Вбежав в Хогвартс, Гермиона быстро повернула на кратчайший путь к гостиной, когда из-за угла вышла Макгонагалл с большими свитками в руках.
— Профессор, извините, я… — попыталась произнести запыхавшаяся девушка, когда Минерва остановилась напротив.
— О, мисс Грейнджер, вы вчера успели добраться до наступления бури? — спросила она. — Я не хотела тревожить вас в поздний час, надеясь, что мистер Бэгмен проявил ответственность и пришёл вовремя.
Гермиона уставилась на профессора, обрабатывая информацию. Она не знала. Годрик, спасибо тебе.
— Эмм, да, конечно… Да, мы отдали ему всё и… вернулись в замок, — кивнула Гермиона, прилепив к лицу улыбку. Девушка изо всех сил надеялась, что голос не звучит виновато. — Я решила прогуляться днём, — махнула она в сторону входных дверей в замок.
— Мистер Малфой вёл себя подобающе, я полагаю? — профессор немного сдвинула очки, и кровь в жилах Гермионы на секунду застыла, но потом она сообразила, что Макгонагалл говорила о его сопровождении. Паранойя делала с ней ужасные вещи.
— Конечно! — воскликнула она слишком громко, и женщина подняла одну бровь, замечая нервозность ученицы. — Он… Мы поладили, — наконец произнесла Гермиона, выдыхая.
— Ну что ж, я благодарю вас ещё раз за содействие, мисс Грейнджер, — сказала декан, по-прежнему странно осматривая её. — Думаю, вам лучше погреться у камина после прогулки.
— Да, наверное, да. Хорошего дня, профессор!
Гермиона едва сдержалась, чтобы не побежать. Когда лестница вывела её в другую часть замка, она всё же сорвалась на бег. Ей пришлось повторить пароль для Полной Дамы дважды из-за одышки, когда та, наконец, впустила девушку внутрь. Гриффиндорка сняла верхнюю одежду, понимая, что та вся сырая из-за бега.
— Гермиона! — услышала она обеспокоенный возглас. Только что приобретённое спокойствие от того, что ей не придётся объясняться перед Минервой, испарилось, сменившись нечеловеческим ужасом. — Гермиона, где ты была? Мерлин, я всю ночь места себе не… Гермиона?
— Джин, секунду! Дай мне секундочку! Я сейчас, — она захлопнула дверь в ванную прямо перед лицом подруги, не поворачиваясь к ней.
Боже правый. Джинни. Она узнает. Джинни узнает. Гермионы не было ночью. Джинни умеет читать её, как открытую книгу. Гермиона открыла кран. Полилась вода, девушка слышала, как бушует напор, пока она панически вдыхала и выдыхала воздух из легких. Ей нужно принять душ, ей нужно… Чёрт.
Её шея была… вещественным доказательством в преступлении. Сняв с себя блузку, Гермиона поняла, что бордовые пятна спускались прямо до груди, хотя она не могла вспомнить конкретный момент, когда Малфой это сделал. Девушка вообще мало что помнила. Только свои ощущения, которые всё ещё курсировали по капиллярам, отказываясь умирать, отказываясь принимать реальность. Их и ещё его взгляд, каждое из движений, очертания тела Малфоя.

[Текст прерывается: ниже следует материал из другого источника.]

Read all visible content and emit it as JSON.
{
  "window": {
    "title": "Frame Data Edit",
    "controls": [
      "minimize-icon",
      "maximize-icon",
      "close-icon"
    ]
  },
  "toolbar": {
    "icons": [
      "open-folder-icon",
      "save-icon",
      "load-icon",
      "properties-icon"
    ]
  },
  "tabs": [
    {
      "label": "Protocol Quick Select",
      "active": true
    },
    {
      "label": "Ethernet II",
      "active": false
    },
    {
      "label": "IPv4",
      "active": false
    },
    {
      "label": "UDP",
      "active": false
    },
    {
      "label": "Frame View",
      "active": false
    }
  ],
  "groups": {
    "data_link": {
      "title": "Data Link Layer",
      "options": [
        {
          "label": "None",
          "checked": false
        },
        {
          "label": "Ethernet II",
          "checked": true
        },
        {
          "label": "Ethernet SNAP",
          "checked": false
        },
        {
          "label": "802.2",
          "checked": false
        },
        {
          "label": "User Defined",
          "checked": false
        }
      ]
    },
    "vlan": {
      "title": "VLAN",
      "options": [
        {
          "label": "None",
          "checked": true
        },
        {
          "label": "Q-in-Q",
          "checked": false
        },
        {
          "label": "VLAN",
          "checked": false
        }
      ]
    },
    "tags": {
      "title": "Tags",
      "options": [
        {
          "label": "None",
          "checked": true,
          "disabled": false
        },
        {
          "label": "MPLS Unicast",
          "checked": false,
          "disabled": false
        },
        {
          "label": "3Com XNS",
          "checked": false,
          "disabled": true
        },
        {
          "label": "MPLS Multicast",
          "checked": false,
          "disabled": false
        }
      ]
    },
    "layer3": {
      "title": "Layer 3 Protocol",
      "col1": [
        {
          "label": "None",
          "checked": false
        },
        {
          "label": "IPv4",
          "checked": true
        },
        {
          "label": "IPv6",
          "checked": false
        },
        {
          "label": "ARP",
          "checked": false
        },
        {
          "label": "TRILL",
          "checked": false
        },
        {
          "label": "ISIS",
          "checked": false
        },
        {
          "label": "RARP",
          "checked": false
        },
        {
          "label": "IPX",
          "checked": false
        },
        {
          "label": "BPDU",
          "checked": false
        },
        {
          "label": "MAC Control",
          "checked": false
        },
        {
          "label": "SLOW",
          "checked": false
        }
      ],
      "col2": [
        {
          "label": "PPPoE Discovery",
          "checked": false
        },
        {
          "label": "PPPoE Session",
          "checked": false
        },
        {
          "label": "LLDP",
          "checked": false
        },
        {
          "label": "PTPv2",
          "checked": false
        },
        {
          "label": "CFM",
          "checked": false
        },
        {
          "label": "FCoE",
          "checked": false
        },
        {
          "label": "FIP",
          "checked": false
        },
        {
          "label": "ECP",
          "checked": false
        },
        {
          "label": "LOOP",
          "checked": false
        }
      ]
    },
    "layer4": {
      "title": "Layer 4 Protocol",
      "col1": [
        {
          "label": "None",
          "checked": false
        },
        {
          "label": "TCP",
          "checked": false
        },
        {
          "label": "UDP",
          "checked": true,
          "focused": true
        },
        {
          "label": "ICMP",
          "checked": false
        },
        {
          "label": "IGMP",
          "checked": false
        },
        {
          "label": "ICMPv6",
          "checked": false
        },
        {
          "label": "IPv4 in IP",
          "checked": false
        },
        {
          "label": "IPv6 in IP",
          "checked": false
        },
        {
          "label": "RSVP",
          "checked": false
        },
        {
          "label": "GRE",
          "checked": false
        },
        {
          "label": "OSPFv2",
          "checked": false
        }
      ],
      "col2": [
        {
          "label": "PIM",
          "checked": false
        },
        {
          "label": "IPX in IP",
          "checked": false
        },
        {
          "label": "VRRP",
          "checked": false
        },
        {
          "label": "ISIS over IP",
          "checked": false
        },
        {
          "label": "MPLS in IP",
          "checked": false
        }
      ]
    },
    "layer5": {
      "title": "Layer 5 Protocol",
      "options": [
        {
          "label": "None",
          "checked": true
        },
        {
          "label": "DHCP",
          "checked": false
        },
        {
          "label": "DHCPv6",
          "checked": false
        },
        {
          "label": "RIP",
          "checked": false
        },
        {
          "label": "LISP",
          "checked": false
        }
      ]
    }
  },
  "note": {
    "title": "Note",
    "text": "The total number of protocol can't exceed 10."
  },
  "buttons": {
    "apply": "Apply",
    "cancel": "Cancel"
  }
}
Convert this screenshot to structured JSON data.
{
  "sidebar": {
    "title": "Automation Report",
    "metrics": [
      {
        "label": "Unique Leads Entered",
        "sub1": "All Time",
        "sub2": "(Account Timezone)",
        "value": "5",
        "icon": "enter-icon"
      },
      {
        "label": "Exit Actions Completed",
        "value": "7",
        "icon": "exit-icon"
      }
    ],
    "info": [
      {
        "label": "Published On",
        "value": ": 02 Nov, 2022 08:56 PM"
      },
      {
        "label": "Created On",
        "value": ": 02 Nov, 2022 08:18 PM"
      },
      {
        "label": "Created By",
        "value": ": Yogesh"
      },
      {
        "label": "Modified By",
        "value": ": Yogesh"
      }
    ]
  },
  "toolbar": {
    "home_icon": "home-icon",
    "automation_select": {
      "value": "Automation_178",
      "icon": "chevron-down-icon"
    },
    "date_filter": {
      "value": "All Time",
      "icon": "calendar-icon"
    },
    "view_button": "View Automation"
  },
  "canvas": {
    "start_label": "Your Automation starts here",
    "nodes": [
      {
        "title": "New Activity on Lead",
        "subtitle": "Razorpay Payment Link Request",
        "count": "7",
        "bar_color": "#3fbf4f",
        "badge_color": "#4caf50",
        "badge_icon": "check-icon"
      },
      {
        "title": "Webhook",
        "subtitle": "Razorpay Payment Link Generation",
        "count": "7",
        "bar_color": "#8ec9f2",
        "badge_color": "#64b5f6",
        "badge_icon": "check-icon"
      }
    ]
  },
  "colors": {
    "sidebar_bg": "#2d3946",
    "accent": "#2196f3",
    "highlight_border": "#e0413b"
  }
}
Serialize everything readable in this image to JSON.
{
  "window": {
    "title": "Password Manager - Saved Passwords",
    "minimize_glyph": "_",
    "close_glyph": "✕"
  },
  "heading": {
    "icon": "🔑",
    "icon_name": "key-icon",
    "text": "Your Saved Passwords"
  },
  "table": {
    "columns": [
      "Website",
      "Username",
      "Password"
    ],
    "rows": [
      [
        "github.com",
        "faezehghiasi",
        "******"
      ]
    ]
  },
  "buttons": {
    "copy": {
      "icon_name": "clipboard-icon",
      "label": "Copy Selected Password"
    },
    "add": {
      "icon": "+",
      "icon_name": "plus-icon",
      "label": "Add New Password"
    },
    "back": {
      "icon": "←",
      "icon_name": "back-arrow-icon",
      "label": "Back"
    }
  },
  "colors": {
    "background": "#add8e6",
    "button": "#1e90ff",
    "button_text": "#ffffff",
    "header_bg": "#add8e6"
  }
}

Гермиона выдохнула, понимая, что за дверью стоит Джинни. Джинни, ждущая объяснений.
— Господи… — прошептала Грейнджер, снимая с себя одежду.
Её руки быстро намылили тело, смывая с себя остатки крови, спермы и пота. Она чувствовала, что между ног болит всё отчетливее, и, казалось, что вчера боль была не такой резкой, хотя это совершенно нелогично. Будто все слова Малфоя, то, что он делал, притупляли боль, отвлекали от неё. Гермиона прислушалась к запаху и у своих плеч уловила едва заметный аромат вишни и самого Драко, несмотря на то, что уже прошлась по телу гелем для душа. Словно он правда никогда из неё не вымоется, не испарится, останется там, в ране немного ниже груди, где сейчас действует обезболивающее, и она чувствует, будто её там нет.